To put Obama’s efforts in context, the issue of child obesity is still a growing epidemic and has been for quite some time. According to the Centers for Disease Control and Prevention, approximately nine million children over 6 years of age are still considered obese. Childhood obesity has more than tripled in the past 30 years. The percentage of children aged 6–11 years in the United States who were obese increased from 7% in 1980 to nearly 20% in 2008. Similarly, the percentage of adolescents aged 12–19 years who were obese increased from 5% to 18% over the same period.
This does not mean that her policies have not effectively addressed the problem of child obesity.

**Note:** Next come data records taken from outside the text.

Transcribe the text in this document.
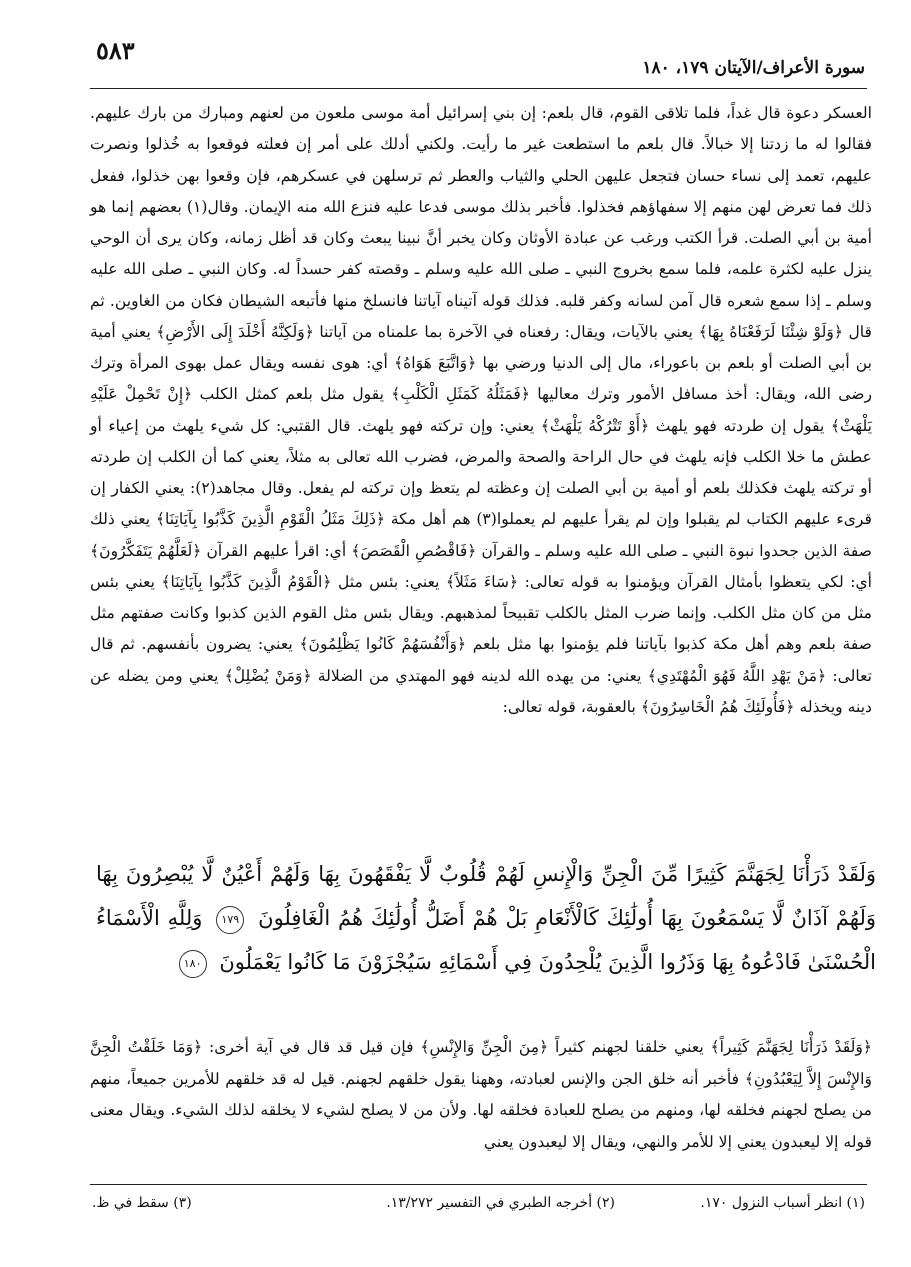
٥٨٣
سورة الأعراف/الآيتان ١٧٩، ١٨٠

العسكر دعوة قال غداً، فلما تلاقى القوم، قال بلعم: إن بني إسرائيل أمة موسى ملعون من لعنهم ومبارك من بارك عليهم. فقالوا له ما زدتنا إلا خبالاً. قال بلعم ما استطعت غير ما رأيت. ولكني أدلك على أمر إن فعلته فوقعوا به خُذلوا ونصرت عليهم، تعمد إلى نساء حسان فتجعل عليهن الحلي والثياب والعطر ثم ترسلهن في عسكرهم، فإن وقعوا بهن خذلوا، ففعل ذلك فما تعرض لهن منهم إلا سفهاؤهم فخذلوا. فأخبر بذلك موسى فدعا عليه فنزع الله منه الإيمان. وقال(١) بعضهم إنما هو أمية بن أبي الصلت. قرأ الكتب ورغب عن عبادة الأوثان وكان يخبر أنَّ نبينا يبعث وكان قد أظل زمانه، وكان يرى أن الوحي ينزل عليه لكثرة علمه، فلما سمع بخروج النبي ـ صلى الله عليه وسلم ـ وقصته كفر حسداً له. وكان النبي ـ صلى الله عليه وسلم ـ إذا سمع شعره قال آمن لسانه وكفر قلبه. فذلك قوله آتيناه آياتنا فانسلخ منها فأتبعه الشيطان فكان من الغاوين. ثم قال ﴿وَلَوْ شِئْنَا لَرَفَعْنَاهُ بِهَا﴾ يعني بالآيات، ويقال: رفعناه في الآخرة بما علمناه من آياتنا ﴿وَلَكِنَّهُ أَخْلَدَ إِلَى الأَرْضِ﴾ يعني أمية بن أبي الصلت أو بلعم بن باعوراء، مال إلى الدنيا ورضي بها ﴿وَاتَّبَعَ هَوَاهُ﴾ أي: هوى نفسه ويقال عمل بهوى المرأة وترك رضى الله، ويقال: أخذ مسافل الأمور وترك معاليها ﴿فَمَثَلُهُ كَمَثَلِ الْكَلْبِ﴾ يقول مثل بلعم كمثل الكلب ﴿إِنْ تَحْمِلْ عَلَيْهِ يَلْهَثْ﴾ يقول إن طردته فهو يلهث ﴿أَوْ تَتْرُكْهُ يَلْهَثْ﴾ يعني: وإن تركته فهو يلهث. قال القتبي: كل شيء يلهث من إعياء أو عطش ما خلا الكلب فإنه يلهث في حال الراحة والصحة والمرض، فضرب الله تعالى به مثلاً، يعني كما أن الكلب إن طردته أو تركته يلهث فكذلك بلعم أو أمية بن أبي الصلت إن وعظته لم يتعظ وإن تركته لم يفعل. وقال مجاهد(٢): يعني الكفار إن قرىء عليهم الكتاب لم يقبلوا وإن لم يقرأ عليهم لم يعملوا(٣) هم أهل مكة ﴿ذَلِكَ مَثَلُ الْقَوْمِ الَّذِينَ كَذَّبُوا بِآيَاتِنَا﴾ يعني ذلك صفة الذين جحدوا نبوة النبي ـ صلى الله عليه وسلم ـ والقرآن ﴿فَاقْصُصِ الْقَصَصَ﴾ أي: اقرأ عليهم القرآن ﴿لَعَلَّهُمْ يَتَفَكَّرُونَ﴾ أي: لكي يتعظوا بأمثال القرآن ويؤمنوا به قوله تعالى: ﴿سَاءَ مَثَلاً﴾ يعني: بئس مثل ﴿الْقَوْمُ الَّذِينَ كَذَّبُوا بِآيَاتِنَا﴾ يعني بئس مثل من كان مثل الكلب. وإنما ضرب المثل بالكلب تقبيحاً لمذهبهم. ويقال بئس مثل القوم الذين كذبوا وكانت صفتهم مثل صفة بلعم وهم أهل مكة كذبوا بآياتنا فلم يؤمنوا بها مثل بلعم ﴿وَأَنْفُسَهُمْ كَانُوا يَظْلِمُونَ﴾ يعني: يضرون بأنفسهم. ثم قال تعالى: ﴿مَنْ يَهْدِ اللَّهُ فَهُوَ الْمُهْتَدِي﴾ يعني: من يهده الله لدينه فهو المهتدي من الضلالة ﴿وَمَنْ يُضْلِلْ﴾ يعني ومن يضله عن دينه ويخذله ﴿فَأُولَئِكَ هُمُ الْخَاسِرُونَ﴾ بالعقوبة، قوله تعالى:

وَلَقَدْ ذَرَأْنَا لِجَهَنَّمَ كَثِيرًا مِّنَ الْجِنِّ وَالْإِنسِ لَهُمْ قُلُوبٌ لَّا يَفْقَهُونَ بِهَا وَلَهُمْ أَعْيُنٌ لَّا يُبْصِرُونَ بِهَا وَلَهُمْ آذَانٌ لَّا يَسْمَعُونَ بِهَا أُولَٰئِكَ كَالْأَنْعَامِ بَلْ هُمْ أَضَلُّ أُولَٰئِكَ هُمُ الْغَافِلُونَ ١٧٩ وَلِلَّهِ الْأَسْمَاءُ الْحُسْنَىٰ فَادْعُوهُ بِهَا وَذَرُوا الَّذِينَ يُلْحِدُونَ فِي أَسْمَائِهِ سَيُجْزَوْنَ مَا كَانُوا يَعْمَلُونَ ١٨٠

﴿وَلَقَدْ ذَرَأْنَا لِجَهَنَّمَ كَثِيراً﴾ يعني خلقنا لجهنم كثيراً ﴿مِنَ الْجِنِّ وَالإِنْسِ﴾ فإن قيل قد قال في آية أخرى: ﴿وَمَا خَلَقْتُ الْجِنَّ وَالإِنْسَ إِلاَّ لِيَعْبُدُونِ﴾ فأخبر أنه خلق الجن والإنس لعبادته، وههنا يقول خلقهم لجهنم. قيل له قد خلقهم للأمرين جميعاً، منهم من يصلح لجهنم فخلقه لها، ومنهم من يصلح للعبادة فخلقه لها. ولأن من لا يصلح لشيء لا يخلقه لذلك الشيء. ويقال معنى قوله إلا ليعبدون يعني إلا للأمر والنهي، ويقال إلا ليعبدون يعني

(١) انظر أسباب النزول ١٧٠.
(٢) أخرجه الطبري في التفسير ١٣/٢٧٢.
(٣) سقط في ظ.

But a healthy lifestyle does not just consist of a well-balanced diet, it requires exercise. It is a dual process. One common policy proposal that can be taken to tackle the problem is to require physical education and advocate for more funding for sports programs in schools.
What Michelle Obama has done is admirable, but her efforts to end childhood obesity have yet to drastically alleviated the problems that the nation faces.